Mas há uma explicação plausível para o considerável crescimento na sonegação do FGTS?
Para o advogado Daniel De Lucca e Castro, sócio do escritório Brasil Salomão e Matthes Advocacia, o custo da mão-de-obra e a crise financeira vivenciada pelo país são as principais causas da crescente sonegação.
“Tais fatores muitas vezes obrigam o empregador a literalmente escolher qual obrigação cumprir”, destaca. “Como o FGTS não é destinado diretamente para o ‘bolso’ do trabalhador, mas sim para a sua conta vinculada, cujo recebimento é condicionado a condições específicas, costuma ser a obrigação escolhida”.
George Pinheiro, presidente da Confederação das Associações Comerciais e Empresarias do Brasil (CACB), vai de acordo com o pensamento de Lucca e Castro e classifica o momento econômico vivenciado no país como determinante para a sonegação. “Acreditamos que a empresa não é devedora porque não quer pagar”, defende. “O empresário não quer burlar o Fisco ou os encargos sociais, como o FGTS e o INSS, por exemplo. Ele também é vítima”.
Segundo ele, o Fisco deve trabalhar em conjunto com os empresários, e não na contramão dos mesmos. “O Governo deveria ter maneiras de negociar, parcelar estes débitos, para a empresa ter um compromisso de pagá-los”, argumenta. “De modo que ela não acabe prejudicada, podendo ter acesso a financiamentos.
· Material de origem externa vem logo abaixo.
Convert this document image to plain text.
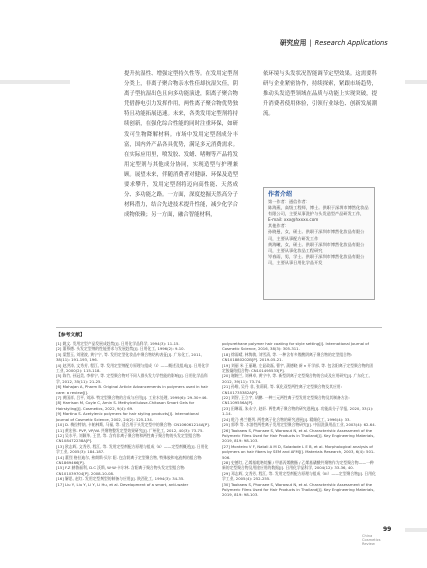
研究应用 | Research Applications

提升抗湿性、增强定型持久性等。在发用定型剂分类上，非离子聚合物亲水性佳却抗湿欠佳，阴离子型抗湿出色且向多功能演进，阳离子聚合物凭借静电引力发挥作用，两性离子聚合物优势独特且功能拓展迅速。未来，各类发用定型剂将持续创新，在强化综合性能的同时注重环保，如研发可生物降解材料。市场中发用定型剂成分丰富，国内外产品各具优势，满足多元消费需求。在实际应用里，喷发胶、发蜡、啫喱等产品将发用定型剂与其他成分协同，实现造型与护理兼顾。展望未来，伴随消费者对健康、环保及造型要求攀升，发用定型剂将迈向高性能、天然成分、多功能之路。一方面，深度挖掘天然高分子材料潜力，结合先进技术提升性能，减少化学合成物依赖；另一方面，融合智能材料，

依环境与头发状况智能调节定型效果。这需要科研与企业紧密协作，持续探索，紧跟市场趋势，推动头发造型领域在品质与功能上实现突破，提升消费者使用体验，引领行业绿色、创新发展潮流。

作者介绍

第一作者：通信作者：

陈海燕，高级工程师，博士。供职于深圳市博然化妆品有限公司，主要从事洗护与头发造型产品研发工作，

E-mail: xxx@hxxxx.com

其他作者：

孙晓曼，女，硕士。供职于深圳市博然化妆品有限公司，主要从事配方研发工作

黄海曦，女，硕士。供职于深圳市博然化妆品有限公司，主要从事化妆品工程研究

岑春雨，男，学士。供职于深圳市博然化妆品有限公司，主要从事日用化学品开发

【参考文献】

[1] 姚文. 发用定型产品发展成趋势[J]. 日用化学品科学, 1994(3): 11-15.

[2] 董慕德. 头发定型剂的性能要求与发展趋势[J]. 日用化工, 1996(2): 9-10.

[3] 梁慧玉, 刘建波, 黄宁宁, 等. 发用定型化妆品中聚合物结构表征[J]. 广东化工, 2011, 38(11): 191-193, 196.

[4] 赵洪涛, 文秀芳, 程江, 等. 发用定型剂配方原理与组成（Ⅰ）——概述及组成[J]. 日用化学工业, 2000(2): 115-118.

[5] 陈竹, 孙冠美, 李梓宁, 等. 定型聚合物对不同人群头发力学性能的影响[J]. 日用化学品科学, 2012, 35(11): 21-25.

[6] Mahajan A, Pharm B. Original Article Advancements in polymers used in hair care: a review[J].

[7] 黄国祥, 吕平, 刘沛. 特定型聚合物的合成与应用[J]. 工业水处理, 1999(6): 29-30+46.

[8] Harrison M, Coyle C, Amin S. Methylcellulose-Chitosan Smart Gels for Hairstyling[J]. Cosmetics, 2022, 9(4): 69.

[9] Martino S. Acetylenic polymers for hair styling products[J]. International Journal of Cosmetic Science, 2002, 24(2): 125-134.

[10] D. 梅拉特纳, 卡帕林斯, 马福, 等. 适合用于头发定型中的聚合物: CN106061214A[P].

[11] 黄宏伟. PVP, VP/VA 共聚物整发定型效果研究[J]. 广州化工, 2012, 40(3): 73-75.

[12] 吴水平, 刘颖华, 王世, 等. 含有非离子聚合物和两性离子聚合物的头发定型组合物: CN108472238A[P].

[13] 欧志辉, 文秀芳, 程江, 等. 发用定型剂配方原理与组成（Ⅱ）——定型剂概述[J]. 日用化学工业, 2005(3): 184-187.

[14] 董烈 格拉迪尔, 弗朗斯·贝尔 阳. 包含阴离子定型聚合物, 特殊胶和电液剂的组合物: CN1869466[P].

[15] F.Z 赫鲁福利, D.C 沃斯, W·W·卡尔林. 含阳离子聚合物头发定型组合物: CN101039704[P]. 2008-10-08.

[16] 解思, 赵红. 发用定型剂型的制备与应用[J]. 陕西化工, 1994(3): 34-35.

[17] Liu Y, Liu Y, Li Y, Li Hu, et al. Development of a smart, anti-water

polyurethane polymer hair coating for style setting[J]. International Journal of Cosmetic Science, 2016, 38(3): 305-311.

[18] 徐雨晴, 林隽敏, 刘雪清, 等. 一种含有多羧酸阴离子聚合物的定型组合物: CN101880202B[P]. 2019-05-21.

[19] 刘丽 米 王丽珊, 左显政磊, 曹宇, 蒲德晓 新 n 开学部, 等. 包含阳离子定型聚合物的固定胶凝结组合物: CN101495533[P].

[20] 谢婉兰, 刘禅卓, 黄宁中, 等. 新型阴离子定型聚合物的合成及应用研究[J]. 广东化工, 2012, 39(11): 73-74.

[21] 孙唯, 吴丹 非, 张莉莉, 等. 氧化双型两性离子定型聚合物及其应用: CN101735382A[P].

[22] 刘智, 王立宇, 胡鹏. 一种三元两性离子型发用定型聚合物及其制备方法: CN1109556A[P].

[23] 田琳雨, 朱永宁, 赵轩. 两性离子聚合物的研究进展[J]. 功能高分子学报, 2020, 33(1): 1-14.

[24] 乾乃 弗兰德列. 两性离子化合物的研究进展[J]. 精细化工, 1996(4): 33.

[25] 郭季 等. 水溶性两性离子发用定型聚合物研究[J]. 中国洗涤用品工业, 2003(4): 62-64.

[26] Taokaew S, Phonsee S, Worawut N, et al. Characteristic Assessment of the Polymeric Films Used for Hair Products in Thailand[J]. Key Engineering Materials, 2019, 819: 98-103.

[27] Monteiro V F, Natali A M D, Soladade L E B, et al. Morphological analysis of polymers on hair fibers by SEM and AFM[J]. Materials Research, 2003, 6(4): 501-506.

[28] 史德红, 乙烯基吡咯烷酮 / 甲基丙烯酸酯 / 乙烯基磺酸共聚物作为定型聚合物——一种新的定型聚合物及用途应用的数据[J]. 日用化学品科学, 2004(12): 33-36, 40.

[29] 邓志辉, 文秀芳, 程江, 等. 发用定型剂配方原理与组成（III）——定型聚合物[J]. 日用化学工业, 2005(4): 252-255.

[30] Taokaew S, Phonsee S, Worawut N, et al. Characteristic Assessment of the Polymeric Films Used for Hair Products in Thailand[J]. Key Engineering Materials, 2019, 819: 98-103.

99
China
Cosmetics
Review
Restringir só fortalece a inadimplência”.
Verdade seja dita, porém, que a respectiva legislação não restringe empréstimos bancários quando o objetivo dos mesmos é a quitação do FGTS devido.
Por fim, Pinheiro destaca o entusiasmo com o novo período político que se inicia no país, mas salienta que medidas de refinanciamento de dívidas tributárias ainda não são pauta do novo escalão do Governo.
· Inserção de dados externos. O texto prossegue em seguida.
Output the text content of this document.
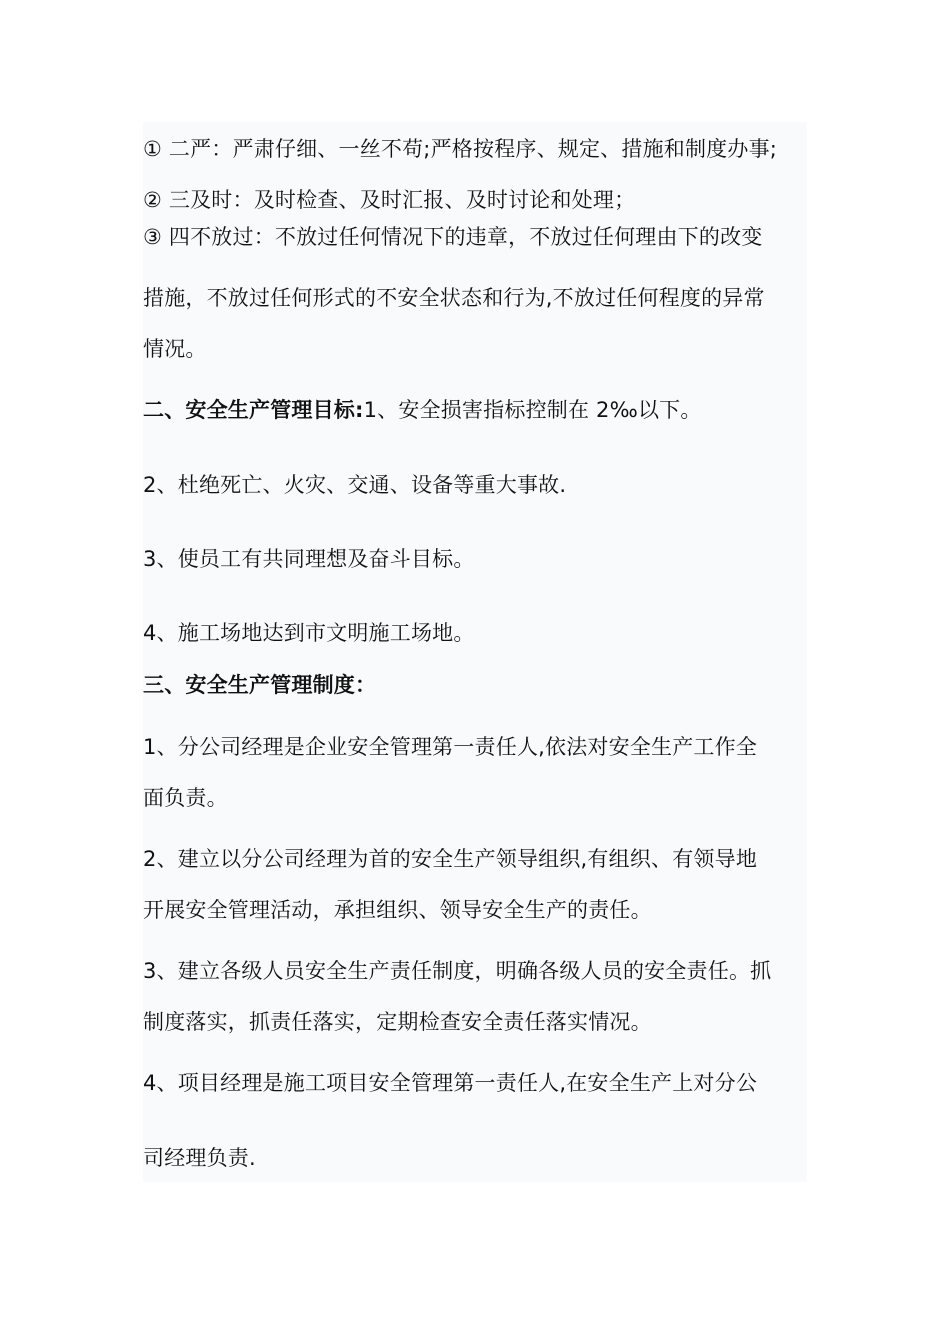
① 二严：严肃仔细、一丝不苟;严格按程序、规定、措施和制度办事;
② 三及时：及时检查、及时汇报、及时讨论和处理；
③ 四不放过：不放过任何情况下的违章，不放过任何理由下的改变
措施，不放过任何形式的不安全状态和行为,不放过任何程度的异常
情况。
二、安全生产管理目标:1、安全损害指标控制在 2‰以下。
2、杜绝死亡、火灾、交通、设备等重大事故.
3、使员工有共同理想及奋斗目标。
4、施工场地达到市文明施工场地。
三、安全生产管理制度：
1、分公司经理是企业安全管理第一责任人,依法对安全生产工作全
面负责。
2、建立以分公司经理为首的安全生产领导组织,有组织、有领导地
开展安全管理活动，承担组织、领导安全生产的责任。
3、建立各级人员安全生产责任制度，明确各级人员的安全责任。抓
制度落实，抓责任落实，定期检查安全责任落实情况。
4、项目经理是施工项目安全管理第一责任人,在安全生产上对分公
司经理负责.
“Tenho estado presente nas reuniões com o Paulo Guedes (ministro da Economia) e o Marcos Cintra (secretário da Receita Federal), mas em nenhum momento foi tocado no assunto de um Refis”, esclarece. “Hoje o Governo tem outras prioridades, mas logo este assunto será melhor analisado pelas partes”.
Trabalhador deve acompanhar depósitos para evitar futuras surpresas
Como o próprio nome já sugere, o FGTS é um fundo de garantia para o trabalhador, que por sua vez é sacado pelo mesmo em eventuais emergências ou necessidades cruciais. Desta forma, podemos afirmar que a sua sonegação tem uma única vítima: o próprio trabalhador.
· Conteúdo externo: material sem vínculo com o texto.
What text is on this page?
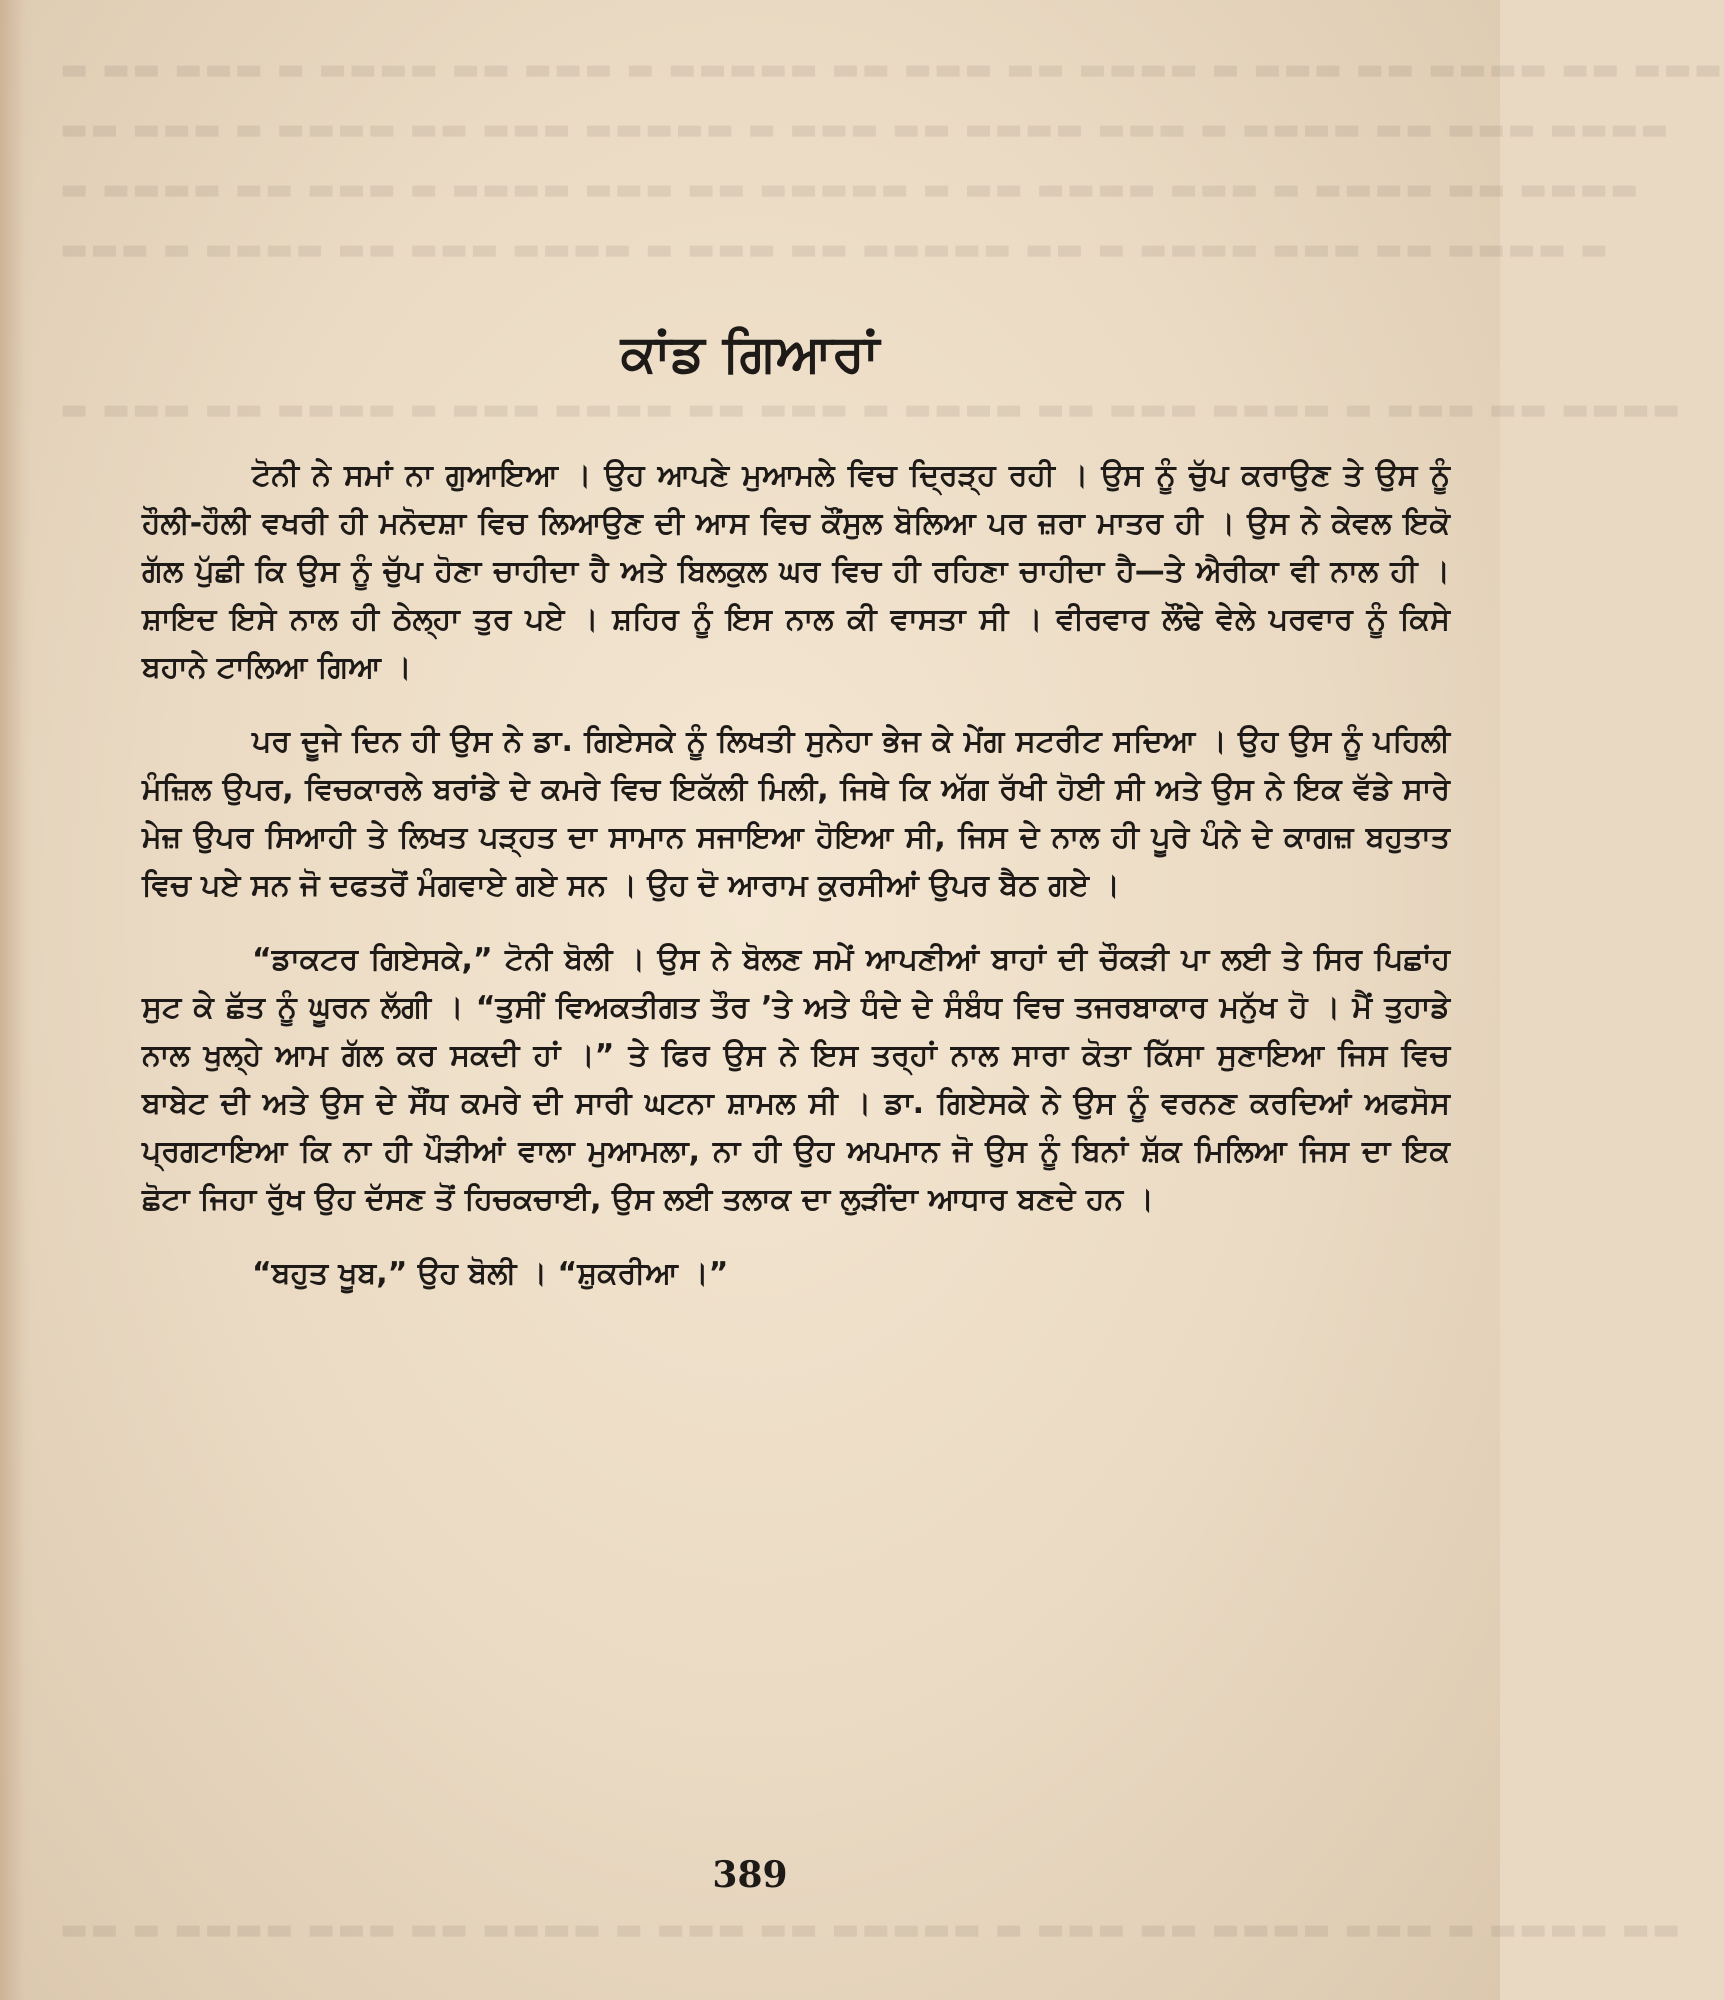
▬ ▬▬ ▬▬▬ ▬ ▬▬▬▬ ▬▬ ▬▬▬ ▬ ▬▬▬▬▬ ▬▬ ▬▬▬ ▬▬ ▬▬▬▬ ▬ ▬▬▬ ▬▬ ▬▬▬▬ ▬▬ ▬▬▬
▬▬ ▬▬▬ ▬ ▬▬▬▬ ▬▬ ▬▬▬ ▬▬▬▬▬ ▬ ▬▬▬ ▬▬ ▬▬▬▬ ▬▬▬ ▬ ▬▬▬▬ ▬▬ ▬▬▬ ▬▬▬▬
▬ ▬▬▬▬ ▬▬ ▬▬▬ ▬ ▬▬▬▬ ▬▬▬ ▬▬ ▬▬▬▬▬ ▬ ▬▬ ▬▬▬▬ ▬▬▬ ▬ ▬▬▬▬ ▬▬ ▬▬▬▬
▬▬▬ ▬ ▬▬▬▬ ▬▬ ▬▬▬ ▬▬▬▬ ▬ ▬▬▬ ▬▬ ▬▬▬▬▬ ▬▬ ▬ ▬▬▬▬ ▬▬▬ ▬▬ ▬▬▬▬ ▬
▬ ▬▬▬ ▬▬ ▬▬▬▬ ▬ ▬▬▬ ▬▬▬▬ ▬▬ ▬▬▬ ▬ ▬▬▬▬ ▬▬ ▬▬▬ ▬▬▬▬ ▬ ▬▬▬ ▬▬ ▬▬▬▬
▬▬ ▬ ▬▬▬▬ ▬▬▬ ▬▬ ▬▬▬▬ ▬ ▬▬▬ ▬▬ ▬▬▬▬▬ ▬ ▬▬▬ ▬▬ ▬▬▬▬ ▬▬▬ ▬ ▬▬▬▬ ▬▬
ਕਾਂਡ ਗਿਆਰਾਂ

ਟੋਨੀ ਨੇ ਸਮਾਂ ਨਾ ਗੁਆਇਆ । ਉਹ ਆਪਣੇ ਮੁਆਮਲੇ ਵਿਚ ਦ੍ਰਿੜ੍ਹ ਰਹੀ । ਉਸ ਨੂੰ ਚੁੱਪ ਕਰਾਉਣ ਤੇ ਉਸ ਨੂੰ ਹੌਲੀ-ਹੌਲੀ ਵਖਰੀ ਹੀ ਮਨੋਦਸ਼ਾ ਵਿਚ ਲਿਆਉਣ ਦੀ ਆਸ ਵਿਚ ਕੌਂਸੁਲ ਬੋਲਿਆ ਪਰ ਜ਼ਰਾ ਮਾਤਰ ਹੀ । ਉਸ ਨੇ ਕੇਵਲ ਇਕੋ ਗੱਲ ਪੁੱਛੀ ਕਿ ਉਸ ਨੂੰ ਚੁੱਪ ਹੋਣਾ ਚਾਹੀਦਾ ਹੈ ਅਤੇ ਬਿਲਕੁਲ ਘਰ ਵਿਚ ਹੀ ਰਹਿਣਾ ਚਾਹੀਦਾ ਹੈ—ਤੇ ਐਰੀਕਾ ਵੀ ਨਾਲ ਹੀ । ਸ਼ਾਇਦ ਇਸੇ ਨਾਲ ਹੀ ਠੇਲ੍ਹਾ ਤੁਰ ਪਏ । ਸ਼ਹਿਰ ਨੂੰ ਇਸ ਨਾਲ ਕੀ ਵਾਸਤਾ ਸੀ । ਵੀਰਵਾਰ ਲੌਂਢੇ ਵੇਲੇ ਪਰਵਾਰ ਨੂੰ ਕਿਸੇ ਬਹਾਨੇ ਟਾਲਿਆ ਗਿਆ ।

ਪਰ ਦੂਜੇ ਦਿਨ ਹੀ ਉਸ ਨੇ ਡਾ. ਗਿਏਸਕੇ ਨੂੰ ਲਿਖਤੀ ਸੁਨੇਹਾ ਭੇਜ ਕੇ ਮੇਂਗ ਸਟਰੀਟ ਸਦਿਆ । ਉਹ ਉਸ ਨੂੰ ਪਹਿਲੀ ਮੰਜ਼ਿਲ ਉਪਰ, ਵਿਚਕਾਰਲੇ ਬਰਾਂਡੇ ਦੇ ਕਮਰੇ ਵਿਚ ਇਕੱਲੀ ਮਿਲੀ, ਜਿਥੇ ਕਿ ਅੱਗ ਰੱਖੀ ਹੋਈ ਸੀ ਅਤੇ ਉਸ ਨੇ ਇਕ ਵੱਡੇ ਸਾਰੇ ਮੇਜ਼ ਉਪਰ ਸਿਆਹੀ ਤੇ ਲਿਖਤ ਪੜ੍ਹਤ ਦਾ ਸਾਮਾਨ ਸਜਾਇਆ ਹੋਇਆ ਸੀ, ਜਿਸ ਦੇ ਨਾਲ ਹੀ ਪੂਰੇ ਪੰਨੇ ਦੇ ਕਾਗਜ਼ ਬਹੁਤਾਤ ਵਿਚ ਪਏ ਸਨ ਜੋ ਦਫਤਰੋਂ ਮੰਗਵਾਏ ਗਏ ਸਨ । ਉਹ ਦੋ ਆਰਾਮ ਕੁਰਸੀਆਂ ਉਪਰ ਬੈਠ ਗਏ ।

“ਡਾਕਟਰ ਗਿਏਸਕੇ,” ਟੋਨੀ ਬੋਲੀ । ਉਸ ਨੇ ਬੋਲਣ ਸਮੇਂ ਆਪਣੀਆਂ ਬਾਹਾਂ ਦੀ ਚੌਕੜੀ ਪਾ ਲਈ ਤੇ ਸਿਰ ਪਿਛਾਂਹ ਸੁਟ ਕੇ ਛੱਤ ਨੂੰ ਘੂਰਨ ਲੱਗੀ । “ਤੁਸੀਂ ਵਿਅਕਤੀਗਤ ਤੌਰ ’ਤੇ ਅਤੇ ਧੰਦੇ ਦੇ ਸੰਬੰਧ ਵਿਚ ਤਜਰਬਾਕਾਰ ਮਨੁੱਖ ਹੋ । ਮੈਂ ਤੁਹਾਡੇ ਨਾਲ ਖੁਲ੍ਹੇ ਆਮ ਗੱਲ ਕਰ ਸਕਦੀ ਹਾਂ ।” ਤੇ ਫਿਰ ਉਸ ਨੇ ਇਸ ਤਰ੍ਹਾਂ ਨਾਲ ਸਾਰਾ ਕੋਤਾ ਕਿੱਸਾ ਸੁਣਾਇਆ ਜਿਸ ਵਿਚ ਬਾਬੇਟ ਦੀ ਅਤੇ ਉਸ ਦੇ ਸੌਂਧ ਕਮਰੇ ਦੀ ਸਾਰੀ ਘਟਨਾ ਸ਼ਾਮਲ ਸੀ । ਡਾ. ਗਿਏਸਕੇ ਨੇ ਉਸ ਨੂੰ ਵਰਨਣ ਕਰਦਿਆਂ ਅਫਸੋਸ ਪ੍ਰਗਟਾਇਆ ਕਿ ਨਾ ਹੀ ਪੌੜੀਆਂ ਵਾਲਾ ਮੁਆਮਲਾ, ਨਾ ਹੀ ਉਹ ਅਪਮਾਨ ਜੋ ਉਸ ਨੂੰ ਬਿਨਾਂ ਸ਼ੱਕ ਮਿਲਿਆ ਜਿਸ ਦਾ ਇਕ ਛੋਟਾ ਜਿਹਾ ਰੁੱਖ ਉਹ ਦੱਸਣ ਤੋਂ ਹਿਚਕਚਾਈ, ਉਸ ਲਈ ਤਲਾਕ ਦਾ ਲੁੜੀਂਦਾ ਆਧਾਰ ਬਣਦੇ ਹਨ ।

“ਬਹੁਤ ਖੂਬ,” ਉਹ ਬੋਲੀ । “ਸ਼ੁਕਰੀਆ ।”

389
“Há casos específicos em que a legislação autoriza o saque dos valores depositados a título de FGTS, independentemente da demissão imotivada ou do reconhecimento judicial da rescisão indireta do contrato de trabalho”, explica Lucca e Castro. “Tratamento de saúde, compras ou reforma de imóvel são alguns destes casos. Desta forma, não estando regulares os depósitos, há claro prejuízo ao trabalhador, que não pode ter acesso aos valores”.
Para ele, a nova legislação é positiva, pois garante que o direito vital ao trabalhador não seja violado pelas empresas. “Creio que o objetivo da nova legislação é, de fato, diminuir o índice de sonegação”, argumenta. “Ela certamente fará com que as empresas se esforcem para manter em dia a regularidade dos depósitos fundiários, beneficiando os trabalhadores”.
Apesar disso, Lucca e Castro acredita que a medida não deve erradicar completamente a sonegação e aconselha os trabalhadores a fiscalizarem os depósitos realizados.
“O trabalhador deve acompanhar mensalmente os depósitos em sua conta vinculada”, recomenda. “Não estando regulares, pode e deve acionar o judiciário, e isso é possível mesmo com o contrato de trabalho em curso, visando o recebimento dos valores. Outras alternativas são, também, um entendimento diretamente com o empregador, ou ainda por meio de seu sindicato de classe”.
Além disso, a implementação do eSocial em todas as esferas empresariais aumentará o poder de fiscalização do Governo sobre as obrigatoriedades das empresas para com seus funcionários, com isso espera-se uma gritante redução na sonegação às cegas.